O Ágorat Centro Cultural inaugura oficialmente neste sábado e domingo, 11 e 12 de novembro de 2017, com entrada franca.

Confira a entrevista com André Loureiro, idealizador do espaço e artista transformador, e confira a programação dos dois dias de eventos.

Por Charlie Rayné

André de Borba Loureiro - Foto: Charlie Rayné
André de Borba Loureiro – Foto: Charlie Rayné

Uma casa antiga, na Rua Uruguai 1345, esconde mais um presente para a cidade. Quem me recebe é um homem de feições simpáticas e muita expressividade no rosto. É André de Borba Loureiro, o dono da casa, o dono de uma história que vai começar.

Estamos no “Ágorat”, casa que vai abrir suas portas no dia 11 de novembro para nos oferecer muita arte e reflexão. André me convida para entrar num espaço que já respira cultura: quadros diversos, palco, cortinas, tapete vermelho, camarim esmerado, sala de espera aconchegante e uma rica fonte num pequeno jardim interno.

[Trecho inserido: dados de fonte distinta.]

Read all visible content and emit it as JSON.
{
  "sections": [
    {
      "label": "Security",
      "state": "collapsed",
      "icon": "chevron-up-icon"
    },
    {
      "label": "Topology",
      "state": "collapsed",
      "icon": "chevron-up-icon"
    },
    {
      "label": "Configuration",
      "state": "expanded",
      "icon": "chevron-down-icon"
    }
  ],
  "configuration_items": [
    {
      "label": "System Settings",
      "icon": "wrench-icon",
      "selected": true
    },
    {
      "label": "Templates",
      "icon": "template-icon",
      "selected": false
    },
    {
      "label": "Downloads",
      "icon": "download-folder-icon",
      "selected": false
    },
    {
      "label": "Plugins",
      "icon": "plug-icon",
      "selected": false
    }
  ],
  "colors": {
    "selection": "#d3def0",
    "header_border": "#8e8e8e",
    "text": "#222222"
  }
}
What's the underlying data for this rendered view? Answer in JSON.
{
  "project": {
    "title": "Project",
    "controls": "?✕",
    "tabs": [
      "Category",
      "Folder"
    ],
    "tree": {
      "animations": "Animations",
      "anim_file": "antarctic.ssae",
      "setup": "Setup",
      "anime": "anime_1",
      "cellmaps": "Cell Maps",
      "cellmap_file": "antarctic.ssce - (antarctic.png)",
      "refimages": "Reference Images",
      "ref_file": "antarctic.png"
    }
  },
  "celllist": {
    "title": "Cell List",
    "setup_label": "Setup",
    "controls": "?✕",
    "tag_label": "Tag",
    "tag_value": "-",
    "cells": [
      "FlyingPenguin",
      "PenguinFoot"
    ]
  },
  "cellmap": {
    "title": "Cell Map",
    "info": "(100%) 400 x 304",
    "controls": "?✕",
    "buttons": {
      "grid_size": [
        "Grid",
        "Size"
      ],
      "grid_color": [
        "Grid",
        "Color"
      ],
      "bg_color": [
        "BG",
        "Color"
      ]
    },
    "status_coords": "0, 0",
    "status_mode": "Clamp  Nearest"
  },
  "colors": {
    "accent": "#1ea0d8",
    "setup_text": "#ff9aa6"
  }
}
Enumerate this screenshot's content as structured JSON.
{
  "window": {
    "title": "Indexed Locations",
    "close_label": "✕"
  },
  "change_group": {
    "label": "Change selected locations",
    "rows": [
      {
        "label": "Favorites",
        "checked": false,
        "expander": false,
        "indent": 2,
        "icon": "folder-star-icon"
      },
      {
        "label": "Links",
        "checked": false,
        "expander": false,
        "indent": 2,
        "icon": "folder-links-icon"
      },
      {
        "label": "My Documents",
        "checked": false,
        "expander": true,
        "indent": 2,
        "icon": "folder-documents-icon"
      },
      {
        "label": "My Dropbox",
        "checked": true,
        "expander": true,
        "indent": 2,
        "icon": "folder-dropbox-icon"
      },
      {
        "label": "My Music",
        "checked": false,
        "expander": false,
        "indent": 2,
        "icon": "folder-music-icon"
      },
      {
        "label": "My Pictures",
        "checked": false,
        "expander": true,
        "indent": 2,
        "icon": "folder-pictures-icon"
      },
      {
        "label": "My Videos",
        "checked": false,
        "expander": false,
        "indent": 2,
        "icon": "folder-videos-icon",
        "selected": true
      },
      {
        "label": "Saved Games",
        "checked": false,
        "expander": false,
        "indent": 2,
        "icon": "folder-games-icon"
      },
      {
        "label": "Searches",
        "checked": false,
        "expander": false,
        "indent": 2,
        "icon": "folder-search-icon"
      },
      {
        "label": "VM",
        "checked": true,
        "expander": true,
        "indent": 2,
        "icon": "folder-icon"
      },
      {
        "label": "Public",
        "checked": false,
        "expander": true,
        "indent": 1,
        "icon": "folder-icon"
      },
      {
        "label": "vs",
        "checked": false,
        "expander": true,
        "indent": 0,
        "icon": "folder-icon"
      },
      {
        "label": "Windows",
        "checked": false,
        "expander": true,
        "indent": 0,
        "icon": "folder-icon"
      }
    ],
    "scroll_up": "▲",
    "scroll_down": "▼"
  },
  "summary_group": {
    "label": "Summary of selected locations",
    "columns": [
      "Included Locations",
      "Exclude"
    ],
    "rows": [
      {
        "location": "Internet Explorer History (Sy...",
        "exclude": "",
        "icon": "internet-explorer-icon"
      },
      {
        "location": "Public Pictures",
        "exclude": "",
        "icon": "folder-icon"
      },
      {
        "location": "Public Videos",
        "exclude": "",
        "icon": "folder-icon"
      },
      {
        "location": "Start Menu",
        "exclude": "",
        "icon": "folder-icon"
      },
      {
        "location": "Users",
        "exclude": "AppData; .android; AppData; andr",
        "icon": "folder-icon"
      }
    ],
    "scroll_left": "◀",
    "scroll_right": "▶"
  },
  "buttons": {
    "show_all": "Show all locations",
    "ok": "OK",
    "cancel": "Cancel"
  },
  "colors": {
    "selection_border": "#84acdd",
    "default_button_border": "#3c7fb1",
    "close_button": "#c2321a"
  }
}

Pelotense, filho de uma atriz de teatro e radionovelas da gaúcha e da rádio farroupilha e de um cantor amador de tangos e boleros, André não podia cair longe do pé. Aos 18 anos começou a fazer teatro, trabalhando como autor e diretor e desde então espalhou sua arte em várias cidades, já que o padrasto, militar, proporcionou de certa forma uma vida de cidade em cidade:

Foto: Charlie Rayné
Foto: Charlie Rayné

“Passei boa parte da infância e da adolescência transitando pelo Brasil. Santos, Belo Horizonte, Petrópolis, Maringá…Venho de uma família meio aciganada, isso contribuiu muito para a minha formação’’

Com recursos próprios, mesmo com dificuldades financeiras, André se desmancha em elogios ao espaço, pensado nos mínimos detalhes para discutir, fomentar e privilegiar a Arte:

“Essa ideia de ter um espaço que disseminasse arte e fosse também uma incubadora de criação sempre me perseguiu…Nestes tempos “bicudos”, um espaço para as artes é um ato de resistência”

Foto: Charlie Rayné
Foto: Charlie Rayné

O nome, segundo ele, veio da referência grega, Ágora- uma praça da pólis, onde qualquer cidadão pudesse expressar o que quisesse: um território livre. Pergunto o porquê de o espaço não seguir o nome original grego. Nosso artista, com ar místico me diz que o “t” foi acrescentado para oportunizar bons fluídos, segundo a numerologia. E os bons fluídos podem ser sentidos. Durante a entrevista, escutamos sons do pessoal do teatro fazendo oficina, uma das atividades que a casa já oferece e que já está em pleno vapor.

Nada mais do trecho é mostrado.